Albowitz: Ich habe ihm dann das Du angeboten, ich bin ja ein paar Tage älter.
Gab es damals im Bundestag eine überparteiliche bergische Connection?
Albowitz: Als wir beide in Bonn ankamen, hat Horst Waffenschmidt gesagt: „Jetzt habt Ihr Euch genug gezankt, hier wird jetzt für Oberberg gearbeitet.“
Beucher: 1990 war ja der erste gesamtdeutsche Bundestag gewählt worden, und die feierliche Vereidigungsfeier fand im Berliner Reichstag statt. Horst Waffenschmidt hat dafür gesorgt, dass wir drei Oberberger zusammen fotografiert wurden. Und ich habe angeregt, dass wir eine gemeinsame Postkarte an die Heimatzeitungen schreiben.
Albowitz: Zu den Veranstaltungen im Wahlkreis wurden immer alle drei eingeladen. Ich erinnere mich an eine Jubiläumsfeier in Hardt-Hanfgarten. Der Gastgeber sagte vorher, es gebe so viele Redner, wir sollten doch alle nur drei Sätze sagen. Und daran haben wir uns natürlich gehalten. Jeder hat exakt drei Sätze gesagt. Der Saal hat getobt.
Beucher: Wir haben uns bei solchen Einladungen oft abgesprochen und abgeklärt: „Gehst Du dahin oder nicht?“ Im Wahlkampf galt dagegen natürlich das Hase-und-Igel-Prinzip.
Albowitz: Die Leute im Wahlkreis haben ja enorme Ansprüche an ihren Abgeordneten.
Beucher: Im Parlament gab es damals eine Pairing-Vereinbarung, mit der das Kräfteverhältnis gewahrt wurde, wenn Abgeordnete einer Fraktion verhindert waren. Das geht heute alles nicht mehr.
Albowitz: Wir konnten Dinge diskret besprechen, weil es zwischen den Fraktionsgeschäftsführern ein Vertrauensverhältnis gab.
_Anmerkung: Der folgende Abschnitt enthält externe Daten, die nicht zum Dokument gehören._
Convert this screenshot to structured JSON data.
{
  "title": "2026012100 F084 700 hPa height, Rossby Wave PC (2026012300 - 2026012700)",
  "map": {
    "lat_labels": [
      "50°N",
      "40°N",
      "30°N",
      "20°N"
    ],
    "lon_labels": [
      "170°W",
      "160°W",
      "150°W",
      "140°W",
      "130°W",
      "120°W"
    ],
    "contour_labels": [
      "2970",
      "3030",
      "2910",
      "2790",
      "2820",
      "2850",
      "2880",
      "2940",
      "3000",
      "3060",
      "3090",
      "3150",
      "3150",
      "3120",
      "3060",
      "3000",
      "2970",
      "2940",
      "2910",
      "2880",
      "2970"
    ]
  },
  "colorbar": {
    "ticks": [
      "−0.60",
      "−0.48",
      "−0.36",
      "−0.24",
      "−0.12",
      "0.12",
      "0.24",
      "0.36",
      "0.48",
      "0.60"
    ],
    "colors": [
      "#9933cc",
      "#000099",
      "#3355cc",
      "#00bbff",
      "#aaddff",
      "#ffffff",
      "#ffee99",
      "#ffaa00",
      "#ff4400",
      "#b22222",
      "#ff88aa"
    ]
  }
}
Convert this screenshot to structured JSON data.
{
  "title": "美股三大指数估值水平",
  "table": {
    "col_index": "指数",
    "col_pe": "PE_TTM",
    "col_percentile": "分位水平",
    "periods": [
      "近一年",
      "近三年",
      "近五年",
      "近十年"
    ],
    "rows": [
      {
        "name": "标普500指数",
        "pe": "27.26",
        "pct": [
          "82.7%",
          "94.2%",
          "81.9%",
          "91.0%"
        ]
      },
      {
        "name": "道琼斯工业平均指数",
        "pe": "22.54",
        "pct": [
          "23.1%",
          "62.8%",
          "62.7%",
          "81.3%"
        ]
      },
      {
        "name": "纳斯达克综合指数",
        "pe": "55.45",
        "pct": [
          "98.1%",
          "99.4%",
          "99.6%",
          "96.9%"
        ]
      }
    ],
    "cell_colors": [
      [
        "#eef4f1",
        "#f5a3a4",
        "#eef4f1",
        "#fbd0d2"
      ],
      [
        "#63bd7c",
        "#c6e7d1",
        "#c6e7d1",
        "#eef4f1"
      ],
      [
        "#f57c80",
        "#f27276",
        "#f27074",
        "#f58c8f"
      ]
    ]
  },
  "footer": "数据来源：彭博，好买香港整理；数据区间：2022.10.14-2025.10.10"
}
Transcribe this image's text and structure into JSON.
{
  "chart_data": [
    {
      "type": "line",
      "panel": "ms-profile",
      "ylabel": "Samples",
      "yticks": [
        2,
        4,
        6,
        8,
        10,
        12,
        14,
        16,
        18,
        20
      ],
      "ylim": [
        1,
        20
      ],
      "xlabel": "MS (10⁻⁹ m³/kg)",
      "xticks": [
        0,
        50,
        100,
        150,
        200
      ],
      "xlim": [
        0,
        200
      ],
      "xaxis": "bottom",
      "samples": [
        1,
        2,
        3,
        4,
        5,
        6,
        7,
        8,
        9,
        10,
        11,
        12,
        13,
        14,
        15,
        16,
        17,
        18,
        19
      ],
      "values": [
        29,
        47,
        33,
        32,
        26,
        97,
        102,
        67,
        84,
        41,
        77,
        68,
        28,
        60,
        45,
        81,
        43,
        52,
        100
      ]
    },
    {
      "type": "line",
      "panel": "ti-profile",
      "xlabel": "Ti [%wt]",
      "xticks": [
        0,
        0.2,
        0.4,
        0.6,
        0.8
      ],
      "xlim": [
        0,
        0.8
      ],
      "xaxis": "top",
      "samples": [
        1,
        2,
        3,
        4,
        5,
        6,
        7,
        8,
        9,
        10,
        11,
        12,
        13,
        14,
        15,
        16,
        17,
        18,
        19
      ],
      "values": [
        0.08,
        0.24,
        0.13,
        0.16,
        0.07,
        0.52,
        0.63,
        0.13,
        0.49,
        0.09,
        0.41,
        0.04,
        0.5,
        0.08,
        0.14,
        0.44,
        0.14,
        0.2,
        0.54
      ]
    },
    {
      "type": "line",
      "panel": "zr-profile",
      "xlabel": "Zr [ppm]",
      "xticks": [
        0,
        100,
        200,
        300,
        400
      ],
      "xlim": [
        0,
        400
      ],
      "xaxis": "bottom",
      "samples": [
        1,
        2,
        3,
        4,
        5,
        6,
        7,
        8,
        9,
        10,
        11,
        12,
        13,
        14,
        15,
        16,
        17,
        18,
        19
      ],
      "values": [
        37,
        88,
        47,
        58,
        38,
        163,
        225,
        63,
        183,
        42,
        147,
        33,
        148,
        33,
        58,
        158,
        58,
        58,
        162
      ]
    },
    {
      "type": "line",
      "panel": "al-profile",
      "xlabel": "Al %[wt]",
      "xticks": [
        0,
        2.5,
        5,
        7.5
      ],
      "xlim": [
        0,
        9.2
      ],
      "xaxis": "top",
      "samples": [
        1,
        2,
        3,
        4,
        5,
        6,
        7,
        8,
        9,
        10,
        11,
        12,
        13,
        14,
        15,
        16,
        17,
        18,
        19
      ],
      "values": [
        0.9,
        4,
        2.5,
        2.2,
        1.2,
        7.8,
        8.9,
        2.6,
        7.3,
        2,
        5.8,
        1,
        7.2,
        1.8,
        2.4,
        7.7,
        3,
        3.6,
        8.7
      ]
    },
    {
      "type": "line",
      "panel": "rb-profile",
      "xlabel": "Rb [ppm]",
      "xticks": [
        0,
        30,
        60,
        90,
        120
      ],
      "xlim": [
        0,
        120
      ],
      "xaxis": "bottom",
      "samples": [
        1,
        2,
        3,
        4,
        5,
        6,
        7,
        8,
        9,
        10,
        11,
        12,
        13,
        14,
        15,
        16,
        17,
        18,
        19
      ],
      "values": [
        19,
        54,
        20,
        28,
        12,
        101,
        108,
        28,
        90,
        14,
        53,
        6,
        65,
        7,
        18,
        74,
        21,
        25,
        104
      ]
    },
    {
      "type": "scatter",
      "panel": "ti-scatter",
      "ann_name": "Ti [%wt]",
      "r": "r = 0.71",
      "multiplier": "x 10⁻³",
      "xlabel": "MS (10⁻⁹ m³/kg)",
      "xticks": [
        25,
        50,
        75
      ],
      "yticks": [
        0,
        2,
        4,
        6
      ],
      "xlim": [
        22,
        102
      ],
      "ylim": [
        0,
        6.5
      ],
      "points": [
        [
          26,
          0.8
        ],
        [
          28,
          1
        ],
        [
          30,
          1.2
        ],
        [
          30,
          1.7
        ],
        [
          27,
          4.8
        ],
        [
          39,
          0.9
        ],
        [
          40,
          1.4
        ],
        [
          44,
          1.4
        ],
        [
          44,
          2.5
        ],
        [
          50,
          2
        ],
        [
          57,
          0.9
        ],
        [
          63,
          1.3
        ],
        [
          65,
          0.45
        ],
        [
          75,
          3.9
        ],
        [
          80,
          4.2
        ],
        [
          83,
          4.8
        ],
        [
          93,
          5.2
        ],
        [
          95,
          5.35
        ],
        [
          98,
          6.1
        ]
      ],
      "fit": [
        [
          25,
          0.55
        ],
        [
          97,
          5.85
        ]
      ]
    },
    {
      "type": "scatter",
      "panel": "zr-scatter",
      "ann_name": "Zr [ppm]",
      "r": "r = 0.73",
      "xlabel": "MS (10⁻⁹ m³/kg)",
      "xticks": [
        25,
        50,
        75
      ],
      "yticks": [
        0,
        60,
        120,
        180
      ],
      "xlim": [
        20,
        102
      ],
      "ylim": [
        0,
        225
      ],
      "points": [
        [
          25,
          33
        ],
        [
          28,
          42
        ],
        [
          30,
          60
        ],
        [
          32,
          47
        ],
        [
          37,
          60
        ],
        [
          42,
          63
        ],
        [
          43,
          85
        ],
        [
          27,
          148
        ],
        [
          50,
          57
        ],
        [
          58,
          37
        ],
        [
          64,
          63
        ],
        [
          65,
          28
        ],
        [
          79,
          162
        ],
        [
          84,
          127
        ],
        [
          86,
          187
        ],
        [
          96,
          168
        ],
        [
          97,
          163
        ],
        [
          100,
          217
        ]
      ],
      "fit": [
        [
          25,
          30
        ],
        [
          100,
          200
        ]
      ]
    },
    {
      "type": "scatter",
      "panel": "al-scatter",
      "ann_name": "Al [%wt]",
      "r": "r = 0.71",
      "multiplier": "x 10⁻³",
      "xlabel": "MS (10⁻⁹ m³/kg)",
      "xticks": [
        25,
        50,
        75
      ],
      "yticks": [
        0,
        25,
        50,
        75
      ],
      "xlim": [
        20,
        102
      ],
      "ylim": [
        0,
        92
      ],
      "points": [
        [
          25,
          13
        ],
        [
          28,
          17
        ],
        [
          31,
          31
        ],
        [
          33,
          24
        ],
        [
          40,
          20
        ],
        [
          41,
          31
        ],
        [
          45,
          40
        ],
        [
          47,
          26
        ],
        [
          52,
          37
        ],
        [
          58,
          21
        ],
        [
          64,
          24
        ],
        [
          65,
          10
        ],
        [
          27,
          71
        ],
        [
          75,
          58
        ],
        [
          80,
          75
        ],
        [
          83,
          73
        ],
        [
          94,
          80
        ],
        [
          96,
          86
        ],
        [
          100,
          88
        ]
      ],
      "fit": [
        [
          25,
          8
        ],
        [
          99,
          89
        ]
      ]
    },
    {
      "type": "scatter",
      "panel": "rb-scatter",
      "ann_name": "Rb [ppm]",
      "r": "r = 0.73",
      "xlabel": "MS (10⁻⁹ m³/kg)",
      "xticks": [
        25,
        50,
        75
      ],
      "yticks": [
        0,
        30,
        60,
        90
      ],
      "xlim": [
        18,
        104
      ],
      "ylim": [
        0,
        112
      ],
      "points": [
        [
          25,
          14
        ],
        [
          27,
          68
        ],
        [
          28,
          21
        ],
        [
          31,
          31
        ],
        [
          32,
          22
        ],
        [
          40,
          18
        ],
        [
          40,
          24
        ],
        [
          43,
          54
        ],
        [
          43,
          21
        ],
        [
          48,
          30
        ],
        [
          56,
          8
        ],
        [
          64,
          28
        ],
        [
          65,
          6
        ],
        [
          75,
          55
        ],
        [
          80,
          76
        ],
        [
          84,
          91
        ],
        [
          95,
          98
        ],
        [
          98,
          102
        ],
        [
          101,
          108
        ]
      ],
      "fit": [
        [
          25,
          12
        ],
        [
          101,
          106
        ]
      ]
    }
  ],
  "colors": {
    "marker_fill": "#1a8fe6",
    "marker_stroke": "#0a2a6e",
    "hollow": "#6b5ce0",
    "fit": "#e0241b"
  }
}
Da kam es vor, dass Peter Struck von der SPD auf mich zukam und mich bat, die Leitung des Personalausschuss des Bundestages zu übernehmen.
Beucher: Das hat sich erst 1999 mit dem Umzug des Bundestags nach Berlin verändert. Danach waren solche Vertraulichkeiten nicht mehr möglich. Die Nachricht wurde zur Ware. Wenn zu Pressekonferenzen in Bonn ein Dutzend Journalisten kamen, war das viel. Heute sind es doppelt so viele.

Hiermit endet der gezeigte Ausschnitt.